Updated: Feb 18, 2019
Strength training, not weightlifting
Don't confuse strength training with weightlifting, bodybuilding or power lifting. These activities are largely driven by competition, with participants vying to lift heavier weights or build bigger muscles than those of other athletes. This can put too much strain on young muscles, tendons and areas of cartilage that haven't yet turned to bone (growth plates) — especially when proper technique is sacrificed in favor of lifting larger amounts of weight.
For kids, light resistance and controlled movements are best — with a special emphasis on proper technique and safety. Your child can do many strength training exercises with his or her own body weight or inexpensive resistance tubing. Free weights and machine weights are other options.
For kids, what are the benefits of strength training?
Done properly, strength training can:
Increase your child's muscle strength and endurance
Help protect your child's muscles and joints from sports-related injuries
Help improve your child's performance in nearly any sport, from dancing and figure skating to football and soccer
Develop proper techniques that your child can continue to use as he or she grows older
Keep in mind that strength training isn't only for athletes. Even if your child isn't interested in sports, strength training can:
Strengthen your child's bones
Help promote healthy blood pressure and cholesterol levels
Help your child maintain a healthy weight Improve your child's confidence and self-esteem
When can a child begin strength training?

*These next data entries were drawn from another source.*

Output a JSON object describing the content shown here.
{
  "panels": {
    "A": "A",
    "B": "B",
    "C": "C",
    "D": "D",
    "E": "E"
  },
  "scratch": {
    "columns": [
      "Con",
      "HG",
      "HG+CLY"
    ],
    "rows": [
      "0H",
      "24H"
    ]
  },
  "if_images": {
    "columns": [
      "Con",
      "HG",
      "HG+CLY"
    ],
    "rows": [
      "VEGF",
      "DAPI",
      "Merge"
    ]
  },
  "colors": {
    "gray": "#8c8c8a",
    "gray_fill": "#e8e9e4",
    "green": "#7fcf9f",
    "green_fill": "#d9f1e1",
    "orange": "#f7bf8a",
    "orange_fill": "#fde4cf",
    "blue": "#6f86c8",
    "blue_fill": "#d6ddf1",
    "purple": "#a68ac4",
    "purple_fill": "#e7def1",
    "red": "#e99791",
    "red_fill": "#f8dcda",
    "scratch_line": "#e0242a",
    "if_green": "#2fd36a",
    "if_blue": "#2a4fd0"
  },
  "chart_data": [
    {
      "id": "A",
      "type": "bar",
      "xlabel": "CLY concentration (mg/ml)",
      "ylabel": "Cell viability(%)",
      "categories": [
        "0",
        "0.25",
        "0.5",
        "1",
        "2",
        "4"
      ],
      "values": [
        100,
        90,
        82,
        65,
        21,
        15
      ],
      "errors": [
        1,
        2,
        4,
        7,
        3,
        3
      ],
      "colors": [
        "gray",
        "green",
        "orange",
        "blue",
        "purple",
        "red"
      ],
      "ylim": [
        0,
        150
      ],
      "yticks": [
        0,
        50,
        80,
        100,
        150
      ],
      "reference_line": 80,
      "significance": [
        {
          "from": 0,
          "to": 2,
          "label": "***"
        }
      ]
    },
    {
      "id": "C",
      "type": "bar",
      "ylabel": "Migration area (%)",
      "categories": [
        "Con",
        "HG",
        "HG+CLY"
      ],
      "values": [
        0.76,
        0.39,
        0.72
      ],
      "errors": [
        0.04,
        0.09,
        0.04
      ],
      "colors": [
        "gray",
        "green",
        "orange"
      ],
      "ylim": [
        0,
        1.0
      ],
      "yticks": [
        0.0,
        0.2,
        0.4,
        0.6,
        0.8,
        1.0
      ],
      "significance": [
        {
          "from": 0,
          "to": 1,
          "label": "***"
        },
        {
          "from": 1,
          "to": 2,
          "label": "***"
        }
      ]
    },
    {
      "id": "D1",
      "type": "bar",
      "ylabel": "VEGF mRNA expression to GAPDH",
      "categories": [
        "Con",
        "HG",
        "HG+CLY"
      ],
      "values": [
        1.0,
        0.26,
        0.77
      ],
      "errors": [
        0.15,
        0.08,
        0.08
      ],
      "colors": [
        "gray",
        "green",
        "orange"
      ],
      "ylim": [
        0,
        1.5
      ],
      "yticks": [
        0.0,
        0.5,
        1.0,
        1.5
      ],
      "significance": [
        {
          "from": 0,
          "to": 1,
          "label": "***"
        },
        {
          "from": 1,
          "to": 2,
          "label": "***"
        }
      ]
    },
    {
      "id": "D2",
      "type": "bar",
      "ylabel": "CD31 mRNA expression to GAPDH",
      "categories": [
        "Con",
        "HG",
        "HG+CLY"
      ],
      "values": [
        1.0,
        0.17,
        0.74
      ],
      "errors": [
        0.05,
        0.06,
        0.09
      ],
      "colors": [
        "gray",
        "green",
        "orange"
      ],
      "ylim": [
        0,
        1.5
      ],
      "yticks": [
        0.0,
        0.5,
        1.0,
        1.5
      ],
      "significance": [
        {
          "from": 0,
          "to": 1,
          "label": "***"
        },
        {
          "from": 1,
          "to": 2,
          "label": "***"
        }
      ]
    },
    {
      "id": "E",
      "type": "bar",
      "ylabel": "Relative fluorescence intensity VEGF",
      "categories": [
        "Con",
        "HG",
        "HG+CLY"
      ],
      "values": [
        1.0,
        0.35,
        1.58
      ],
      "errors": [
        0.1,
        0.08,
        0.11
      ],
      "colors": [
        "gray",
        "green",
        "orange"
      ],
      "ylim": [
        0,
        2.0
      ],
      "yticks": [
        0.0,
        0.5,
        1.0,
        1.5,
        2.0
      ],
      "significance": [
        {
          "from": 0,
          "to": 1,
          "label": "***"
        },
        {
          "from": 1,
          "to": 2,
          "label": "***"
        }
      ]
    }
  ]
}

During childhood, kids improve their body awareness, control and balance through active play. As early as age 7 or 8, however, strength training can become a valuable part of an overall fitness plan — as long as the child is mature enough to follow directions and practice proper technique and form.
If your child expresses an interest in strength training, remind him or her that strength training is meant to increase muscle strength and endurance. Bulking up is something else entirely — and most safely done after adolescence, when your child has reached physical and skeletal maturity.